Kedua, kelompok kebijakan pemberdayaan dalam rangka meningkatkan produktivitas kelompok miskin ekstrem untuk meningkatkan kapasitas ekonominya.
Berdasarkan hasil identifikasi program dan kegiatan yang termasuk dalam dua kelompok kebijakan tersebut di berbagai kementerian/lembaga dan di Provinsi Jawa Timur untuk tahun anggaran 2021, menunjukkan bahwa anggaran untuk penanggulangan kemiskinan cukup besar.
Oleh sebab itu, Wapres mengatakan dalam upaya penanggulangan kemiskinan ekstrem di Jawa Timur yang terpenting saat ini adalah penajaman program baik program Pemerintah Pusat maupun program Pemerintah Daerah agar tepat sasaran, serta menentukan lokus prioritas.
"Anggaran sebenarnya bukan isu utama dalam penanggulangan kemiskinan, tantangan terbesar kita adalah bagaimana memastikan seluruh program baik program Pemerintah Pusat, Pemerintah Provinsi, Pemerintah Kabupaten bisa sampai diterima oleh rumah tangga miskin ekstrem," kata Wapres saat memimpin "Rapat Koordinasi Percepatan Penanggulangan Kemiskinan Ekstrem Dari Sisi Pemberdayaan Ekonomi" saat kunker ke Surabaya, Kamis (30/9/2021).
Baca juga: Penuntasan Kemiskinan Ekstrem Level Desa Berbasis Individu
Lebih lanjut, Wapres memaparkan bahwa di lima kabupaten di Provinsi Jawa Timur yang menjadi prioritas penanggulangan kemiskinan ekstrem 2021, total jumlah penduduk miskin ekstrem mencapai 508.571 jiwa dengan total jumlah rumah tangga miskin ekstrem 265.180 rumah tangga.
Jumlah tersebut terdiri dari Kabupaten Probolinggo dengan tingkat kemiskinan ekstrem 9,74 persen dan jumlah penduduk miskin ekstrem 114.250 jiwa.
Yakni Kabupaten Bojonegoro dengan tingkat kemiskinan ekstrem 6,05 persen dan jumlah penduduk miskin ekstrem 50.200 jiwa, Kabupaten Lamongan dengan tingkat kemiskinan ekstrem 7,37 persen jumlah dan penduduk miskin ekstrem 87.620 jiwa, Kabupaten Bangkalan dengan tingkat kemiskinan ekstrem 12,44 persen dan jumlah penduduk miskin ekstrem 123.490 jiwa, serta Kabupaten Sumenep dengan tingkat kemiskinan ekstrem 11,98 persen dan jumlah penduduk miskin ekstrem 130.750 jiwa.

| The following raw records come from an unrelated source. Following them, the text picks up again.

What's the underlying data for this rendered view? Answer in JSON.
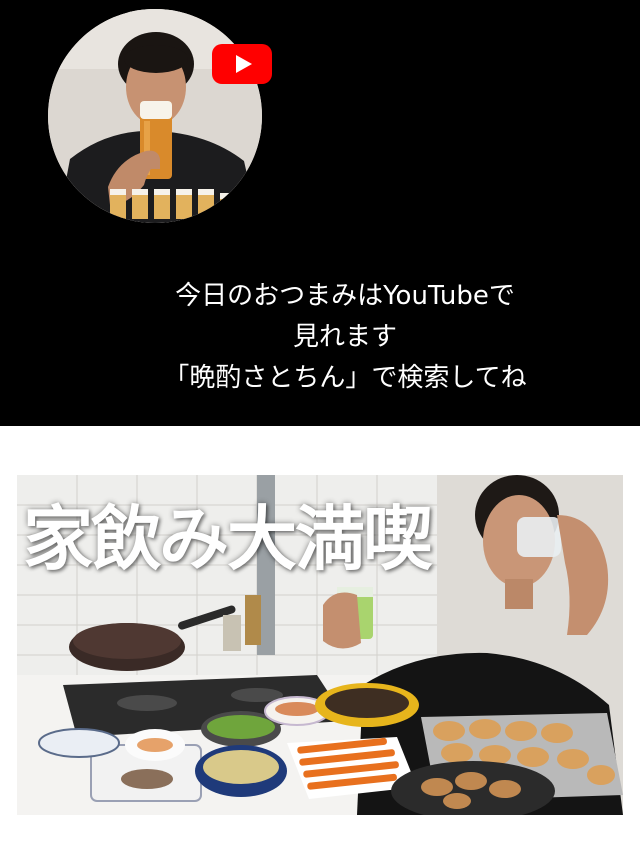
{
  "promo": {
    "caption_lines": [
      "今日のおつまみはYouTubeで",
      "見れます",
      "「晩酌さとちん」で検索してね"
    ],
    "youtube_badge_icon": "youtube-play-icon",
    "avatar_icon": "woman-drinking-beer-avatar"
  },
  "thumbnail": {
    "title": "家飲み大満喫"
  },
  "colors": {
    "top_background": "#000000",
    "caption_text": "#ffffff",
    "youtube_red": "#ff0000",
    "page_background": "#ffffff"
  }
}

Oleh sebab itu, Wapres menilai perlu menentukan lokus prioritas untuk memfokuskan sumber daya guna mempercepat penanggulangan kemiskinan ekstrem tersebut.

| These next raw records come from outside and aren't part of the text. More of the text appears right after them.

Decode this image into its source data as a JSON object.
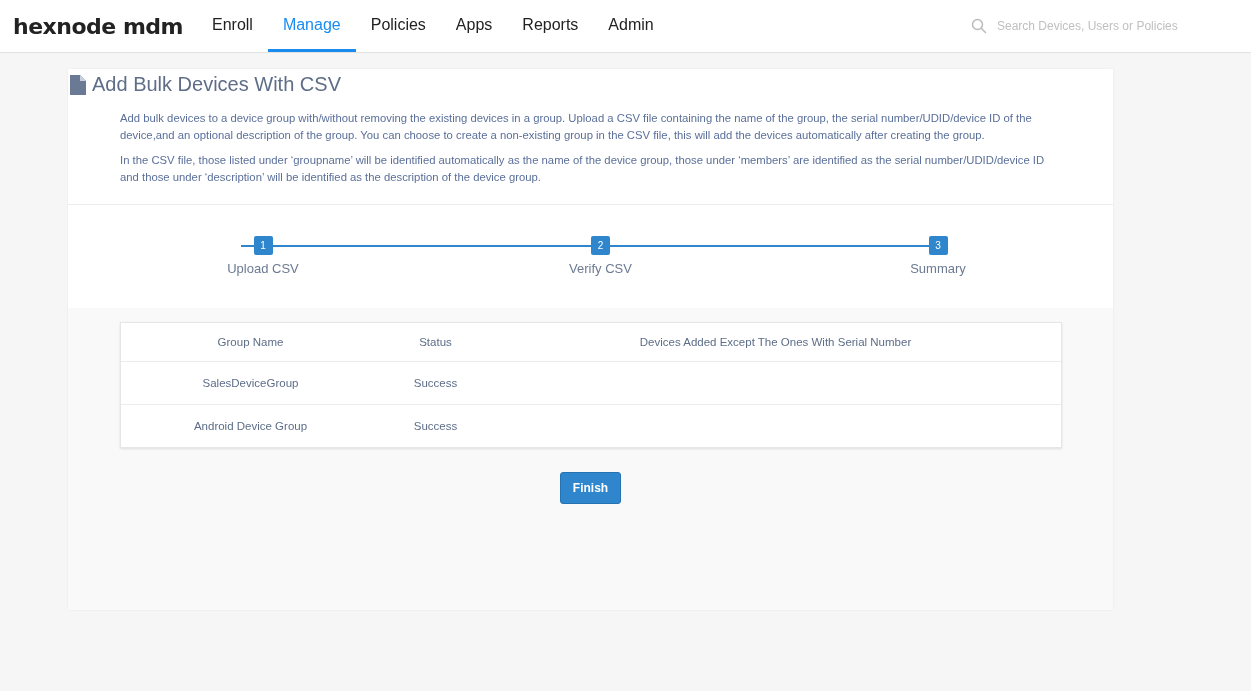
{
  "header": {
    "logo": "hexnode mdm",
    "nav": [
      {
        "label": "Enroll",
        "selected": false
      },
      {
        "label": "Manage",
        "selected": true
      },
      {
        "label": "Policies",
        "selected": false
      },
      {
        "label": "Apps",
        "selected": false
      },
      {
        "label": "Reports",
        "selected": false
      },
      {
        "label": "Admin",
        "selected": false
      }
    ],
    "search": {
      "placeholder": "Search Devices, Users or Policies"
    }
  },
  "page": {
    "title": "Add Bulk Devices With CSV",
    "paragraphs": [
      "Add bulk devices to a device group with/without removing the existing devices in a group. Upload a CSV file containing the name of the group, the serial number/UDID/device ID of the device,and an optional description of the group. You can choose to create a non-existing group in the CSV file, this will add the devices automatically after creating the group.",
      "In the CSV file, those listed under ‘groupname’ will be identified automatically as the name of the device group, those under ‘members’ are identified as the serial number/UDID/device ID and those under ‘description’ will be identified as the description of the device group."
    ]
  },
  "steps": [
    {
      "number": "1",
      "label": "Upload CSV"
    },
    {
      "number": "2",
      "label": "Verify CSV"
    },
    {
      "number": "3",
      "label": "Summary"
    }
  ],
  "table": {
    "columns": [
      "Group Name",
      "Status",
      "Devices Added Except The Ones With Serial Number"
    ],
    "rows": [
      [
        "SalesDeviceGroup",
        "Success"
      ],
      [
        "Android Device Group",
        "Success"
      ]
    ]
  },
  "finish_button": "Finish"
}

"Untuk mengatasi masalah kemiskinan ekstrem seperti arahan Bapak Presiden, kita perlu menentukan lokus prioritas agar kita dapat memfokuskan sumber daya dan mendorong percepatan pengurangan kemiskinan ekstrem," ujarnya.
Wapres pun meminta agar dalam mengidentifikasi kabupaten/kota prioritas, harus menggunakan kombinasi antara indikator persentase penduduk miskin ekstrem dan juga jumlah penduduk miskin ekstrem di satu wilayah.

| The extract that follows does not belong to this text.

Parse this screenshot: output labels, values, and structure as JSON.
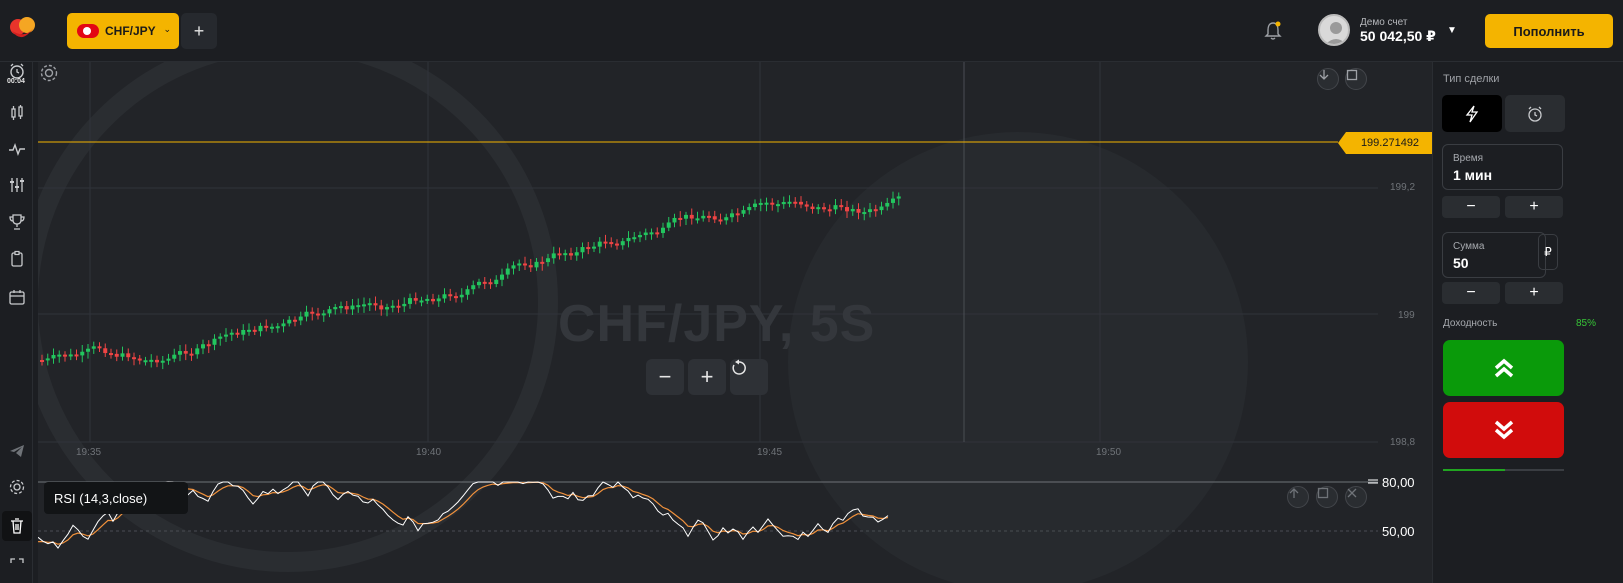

"Kombinasi dua indikator ini diharapkan dapat mengarahkan kita untuk memilih wilayah yang bukan hanya dengan persentase penduduk miskin ekstrem tinggi, namun juga dengan penduduk ekstrem yang besar," tambahnya.
Namun demikian, Wapres menyadari bahwa untuk menurunkan kemiskinan ekstrem sampai nol persen di akhir 2024 sebagaimana target pemerintah merupakan tantangan berat.
Apalagi penurunan kemiskinan ekstrem merupakan hasil akhir dari seluruh proses pembangunan nasional yang sangat luas.
"Artinya, kinerja pembangunan secara keseluruhan, baik yang dilakukan oleh Pemerintah Pusat maupun Pemerintah Daerah, menjadi kunci utama penurunan tingkat kemiskinan ekstrem. Selain itu, sejak awal 2020 kita juga menghadapi pandemi Covid-19 yang sempat menyebabkan kontraksi ekonomi dan meningkatkan tingkat kemiskinan kita," paparnya.
Walaupun tantangan ini berat namun Wapres tetap optimistis bahwa melalui kolaborasi lintas pihak, yang tidak hanya kementerian/lembaga, pemerintah daerah (provinsi dan kabupaten/kota), pemerintah desa, serta melibatkan pihak non-pemerintah lainnya, seperti pelaku usaha, perguruan tinggi, LSM, media, dan masyarakat maka masalah kemiskinan di Jawa Timur akan dapat ditanggulangi.
"Kerja kolaborasi ini harus berujung pada sinergitas antara program-program pengurangan kemiskinan ekstrem yang berasal dari sumber pendanaan APBN kementerian/lembaga untuk pelaksanaan program-program pengurangan kemiskinan ekstrem di daerah, termasuk yang bersumber dari dana APBD provinsi dan kabupaten/kota, serta APBDes," tandasnya.